BAZI okurlar, Mardin’in Bilge Köyü’nde işlenen 44 ölümlü cinayet konusunda özel yazı yazıp yazmayacağımı merak ediyorlar. Yazmayacağım, yazmam. Belki ilerde!
Ama ben haftada beş gün bu türden sapıklık ve sapkınlıkların kökenini, ruhunu yazmıyor muyum? Yazıyorum. Bugün de bu konuda yazacağım.
Haa, "İmam-vali üzerine ciddi uyarılar"ın bu işle ne ilgisi var, diye soracaksınız. Var!
EĞİTSEL SAPKINLIK
İmam hatip mezunu, düzenlenen tezgáh sayesinde Mekteb-i Mülkiye ya da Hukuk’tan diploma alıp "imam-vali" olmuş, ben, bu sıfatının elinden alınmasını, bütün kazanımlarının hiçlenmesini önermiyorum kuşkusuz. Bu türden eğitsel sapkınlıklara son verilmesini istiyorum. Bu yanlış uygulamanın sona erdirilmesini, yoksul çocukların okutulması konusunda devletin daha ciddi, daha planlı-programlı davranmasını öneriyorum.
O zaman bu okullar asıl ve gerçek amacına yönelebilir.
Ama deniliyor ki imam hatipler olmasaydı köylünün, yoksulun çocukları açıkta kalacak, okuyamayacaktı. Bu okullara karşı olmak yoksul düşmanı olmaktır.
Bu iddialar külliyen yalan! İşe bir örnekle başlayacağım:
SÜLEYMAN DEMİREL
Büyük tarihçi Ordinaryüs Prof. Dr. Enver Ziya Karal (1909-1982).
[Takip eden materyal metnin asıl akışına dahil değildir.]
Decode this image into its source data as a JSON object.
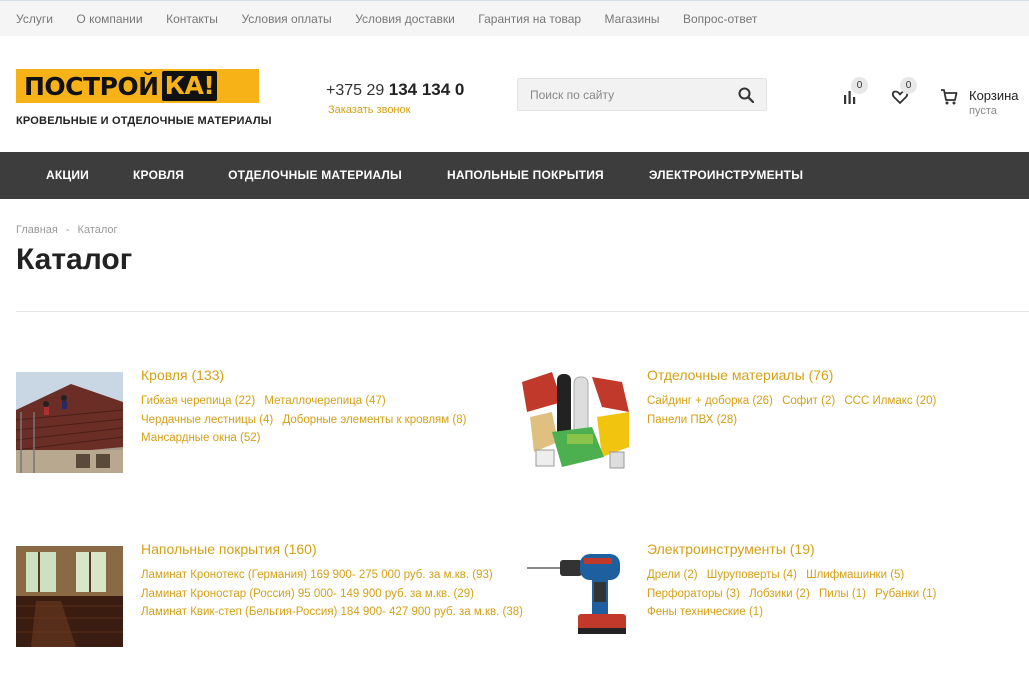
{
  "topnav": [
    "Услуги",
    "О компании",
    "Контакты",
    "Условия оплаты",
    "Условия доставки",
    "Гарантия на товар",
    "Магазины",
    "Вопрос-ответ"
  ],
  "logo": {
    "text_main": "ПОСТРОЙ",
    "text_ka": "КА!",
    "subtitle": "КРОВЕЛЬНЫЕ И ОТДЕЛОЧНЫЕ МАТЕРИАЛЫ"
  },
  "phone": {
    "prefix": "+375 29 ",
    "number": "134 134 0",
    "callback": "Заказать звонок"
  },
  "search": {
    "placeholder": "Поиск по сайту"
  },
  "compare": {
    "count": "0"
  },
  "favorites": {
    "count": "0"
  },
  "cart": {
    "title": "Корзина",
    "status": "пуста"
  },
  "mainnav": [
    "Акции",
    "Кровля",
    "Отделочные материалы",
    "Напольные покрытия",
    "Электроинструменты"
  ],
  "breadcrumbs": [
    "Главная",
    "Каталог"
  ],
  "page_title": "Каталог",
  "categories": [
    {
      "title": "Кровля (133)",
      "subs": [
        "Гибкая черепица (22)",
        "Металлочерепица (47)",
        "Чердачные лестницы (4)",
        "Доборные элементы к кровлям (8)",
        "Мансардные окна (52)"
      ]
    },
    {
      "title": "Отделочные материалы (76)",
      "subs": [
        "Сайдинг + доборка (26)",
        "Софит (2)",
        "CCC Илмакс (20)",
        "Панели ПВХ (28)"
      ]
    },
    {
      "title": "Напольные покрытия (160)",
      "subs": [
        "Ламинат Кронотекс (Германия) 169 900- 275 000 руб. за м.кв. (93)",
        "Ламинат Кроностар (Россия) 95 000- 149 900 руб. за м.кв. (29)",
        "Ламинат Квик-степ (Бельгия-Россия) 184 900- 427 900 руб. за м.кв. (38)"
      ]
    },
    {
      "title": "Электроинструменты (19)",
      "subs": [
        "Дрели (2)",
        "Шуруповерты (4)",
        "Шлифмашинки (5)",
        "Перфораторы (3)",
        "Лобзики (2)",
        "Пилы (1)",
        "Рубанки (1)",
        "Фены технические (1)"
      ]
    }
  ],
  "colors": {
    "accent": "#d4a017",
    "logo_yellow": "#f7b217",
    "nav_bg": "#3d3d3d"
  }
}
Kosova doğumlu, göçmen. İlkokulu darüleytamda (yetim ve öksüzleri korumak için 1914’te açılan yurtlar) okumuş, 1923 yılında Edirne Sultanisi’ne (Lisesi) leyli-meccani (parasız yatılı) girmiş; daha sonra 1933 yılında devlet tarafından Fransa’ya gönderilmiş. Kurtuluş Savaşı’nda bile eğitim ve öğrenimi örgütleyen, yoksul çocukları koruyan halkçı ve hakçı yönetim 8 Haziran 1926 tarih ve 915 sayılı "Lise ve Orta Mekteplere Alınacak Leyli Meccani Talebe Hakkında Kanun" çıkarmış. Şehit ve savaş malulü gazi çocuklarını, yoksul çocukları sokakta bırakmamış, korumuş ve okutmuş.
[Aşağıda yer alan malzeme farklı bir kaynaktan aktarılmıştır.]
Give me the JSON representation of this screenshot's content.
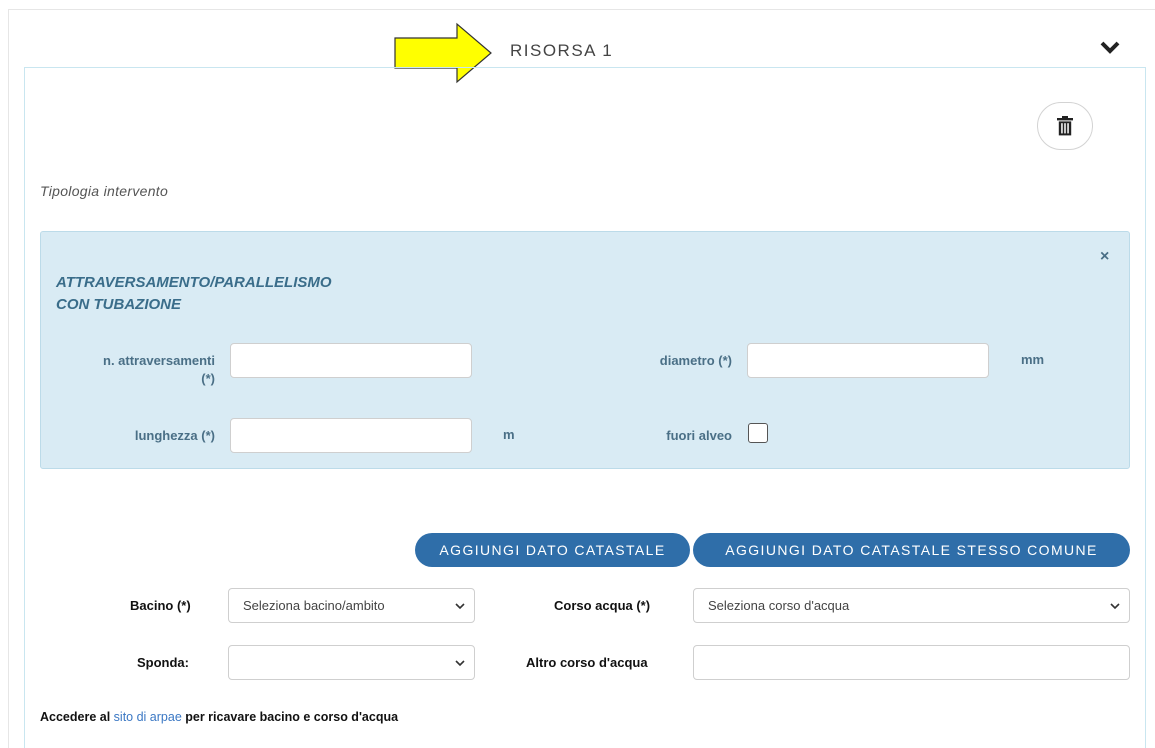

Okutulan öğrencilerden biri Enver Ziya Karal. Aklımda kaldığına göre Prof. Dr. Mustafa İnan, Süleyman Demirel. Daha binlerce, yüz binlerce mezun yönetici, bilim adamı, sivil meslek sahibi... Her ailede bir tane mutlaka vardır.
KUYRUKLU YALAN
Demek ki imam hatip okullarının yoksul çocukları okutmayı amaçladığını söylemek kuyruklu bir yalan. Çünkü parasız-yatılı sistemi var devletin. Bu sistemi geliştirmek cumhuriyet hükümetlerinin işi. Yüzlerce imam hatip okulu açacağına her ortaöğretim okulunun bulunduğu yerde parasız-yatılı öğrenciler için yurtlar, pansiyonlar açarsın. Böylece yoksul öğrencilerin imam hatiplere yığılmasını önlersin. Bu okulları kuruluş yasası ve amaçları sınırları içinde yönetir ve yönlendirirsin.
Amaç yoksul çocukları okulsuz bırakmamak ise yapılacak ilk iş temeli 1926 yılında atılmış "parasız-yatılı" sistemini geliştirmek, çağdaşlaştırmak.
Ama sorun yoksul çocukları okutmak değil, onları eğitimin ve toplumun İslamileştirilmesi operasyonunda kullanmak.
* * *
Bir imam-valiye soracak olursanız, kız-erkek birlikte okunan karma okulların Mardin katliamında önemli payı var(mış). Kızları okutmak için ayrı kız okullar açmak gerekiyormuş. Cumhuriyetin kızlarla erkekleri aynı okul, aynı sınıf ve aynı sırada okutmak için kurulduğunu bilmiyor mu imam kafalı vali?